The panino con maccheroncini di Campofilone is the oddity of the Marche table: an ultra-fine egg pasta forced between bread. Maccheroncini di Campofilone are a protected pasta of that one town, made from a rich egg dough rolled and cut so thin it is almost a thread, traditionally dressed with a long-cooked meat ragù. Spooned, sauced and all, into a roll, it puts cooked pasta inside raw bread, carb on carb, which is exactly as strange as it sounds and entirely the point. This is the unusual one, a plated first course treated as a sandwich filling, and the build is an answer to a dish that was never meant to be portable.
The craft is making a delicate sauced pasta hold inside bread without dissolving it. The maccheroncini are so fine that they bind into a dense, almost set tangle once dressed and cooled slightly, which is what lets a forkful behave as a fillable mass rather than slide loose. The ragù is reduced thick on purpose, because a thin meat sauce would run straight through the crumb and the whole thing would fail before the first bite; the portion is kept controlled and pressed gently into the bread. The roll is plain and sturdy, sometimes lightly toasted so it firms against the sauce, and it stays plain because the pasta and its ragù are already a finished dish and a flavoured loaf would only crowd them. Grated cheese over the top is the one common addition, melting into the warmth.

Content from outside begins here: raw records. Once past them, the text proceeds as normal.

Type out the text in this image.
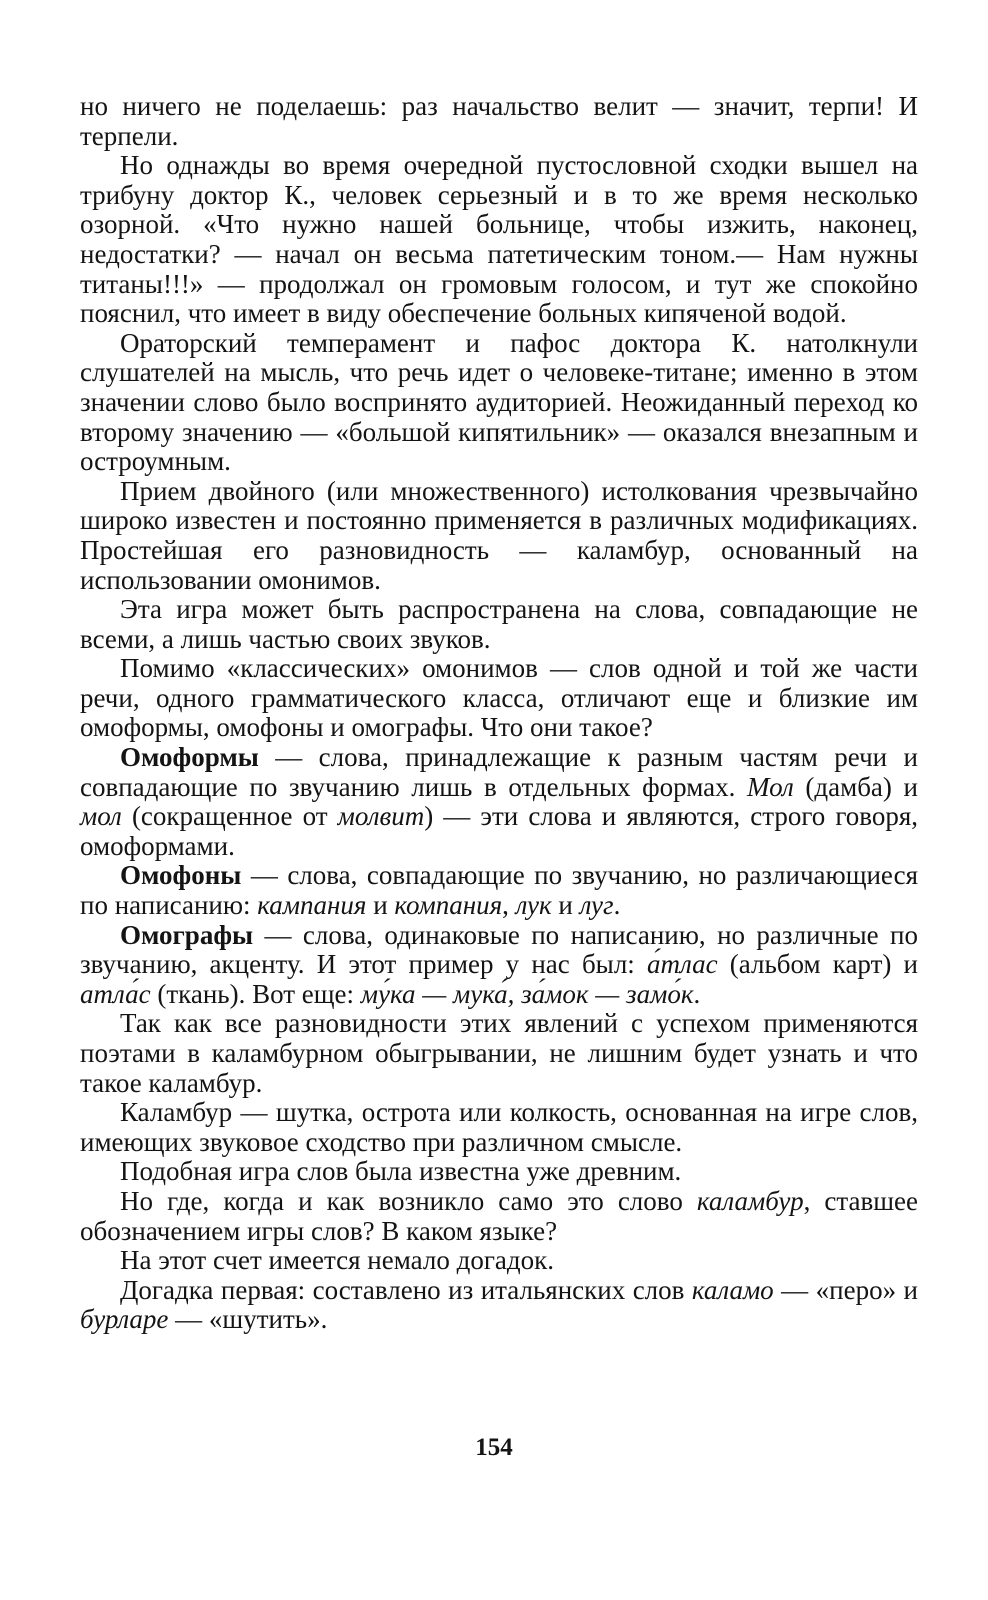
но ничего не поделаешь: раз начальство велит — значит, терпи! И терпели.

Но однажды во время очередной пустословной сходки вышел на трибуну доктор К., человек серьезный и в то же время несколько озорной. «Что нужно нашей больнице, чтобы изжить, наконец, недостатки? — начал он весьма патетическим тоном.— Нам нужны титаны!!!» — продолжал он громовым голосом, и тут же спокойно пояснил, что имеет в виду обеспечение больных кипяченой водой.

Ораторский темперамент и пафос доктора К. натолкнули слушателей на мысль, что речь идет о человеке-титане; именно в этом значении слово было воспринято аудиторией. Неожиданный переход ко второму значению — «большой кипятильник» — оказался внезапным и остроумным.

Прием двойного (или множественного) истолкования чрезвычайно широко известен и постоянно применяется в различных модификациях. Простейшая его разновидность — каламбур, основанный на использовании омонимов.

Эта игра может быть распространена на слова, совпадающие не всеми, а лишь частью своих звуков.

Помимо «классических» омонимов — слов одной и той же части речи, одного грамматического класса, отличают еще и близкие им омоформы, омофоны и омографы. Что они такое?

Омоформы — слова, принадлежащие к разным частям речи и совпадающие по звучанию лишь в отдельных формах. Мол (дамба) и мол (сокращенное от молвит) — эти слова и являются, строго говоря, омоформами.

Омофоны — слова, совпадающие по звучанию, но различающиеся по написанию: кампания и компания, лук и луг.

Омографы — слова, одинаковые по написанию, но различные по звучанию, акценту. И этот пример у нас был: а́тлас (альбом карт) и атла́с (ткань). Вот еще: му́ка — мука́, за́мок — замо́к.

Так как все разновидности этих явлений с успехом применяются поэтами в каламбурном обыгрывании, не лишним будет узнать и что такое каламбур.

Каламбур — шутка, острота или колкость, основанная на игре слов, имеющих звуковое сходство при различном смысле.

Подобная игра слов была известна уже древним.

Но где, когда и как возникло само это слово каламбур, ставшее обозначением игры слов? В каком языке?

На этот счет имеется немало догадок.

Догадка первая: составлено из итальянских слов каламо — «перо» и бурларе — «шутить».

154
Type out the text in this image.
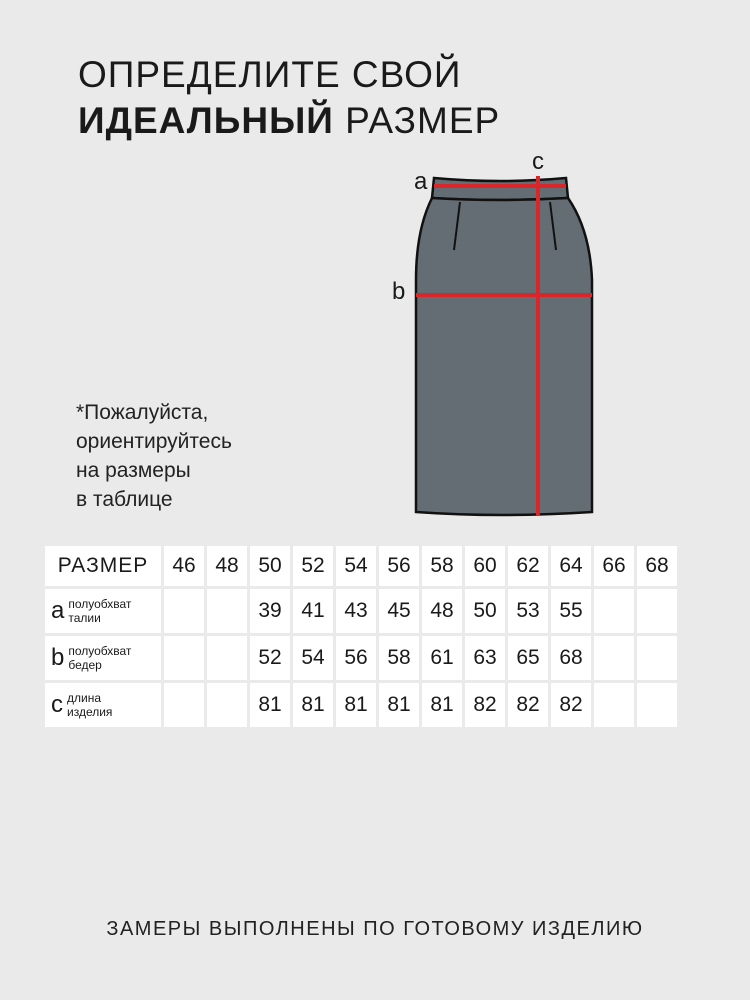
ОПРЕДЕЛИТЕ СВОЙ
ИДЕАЛЬНЫЙ РАЗМЕР
*Пожалуйста,
ориентируйтесь
на размеры
в таблице
a
c
b
РАЗМЕР	46	48	50	52	54	56	58	60	62	64	66	68
a полуобхват
талии			39	41	43	45	48	50	53	55		
b полуобхват
бедер			52	54	56	58	61	63	65	68		
c длина
изделия			81	81	81	81	81	82	82	82		
ЗАМЕРЫ ВЫПОЛНЕНЫ ПО ГОТОВОМУ ИЗДЕЛИЮ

The variations are essentially how the pasta is dressed before it goes in. There is the classic meat ragù build, the version finished heavily with grated parmigiano, and the lighter one bound with just butter and cheese. The plate version, the same maccheroncini served as a course with no bread at all, is a different thing entirely. The wider tradition of regional dishes spooned into a roll follows its own logic, and each of those deserves its own article rather than being crowded in here.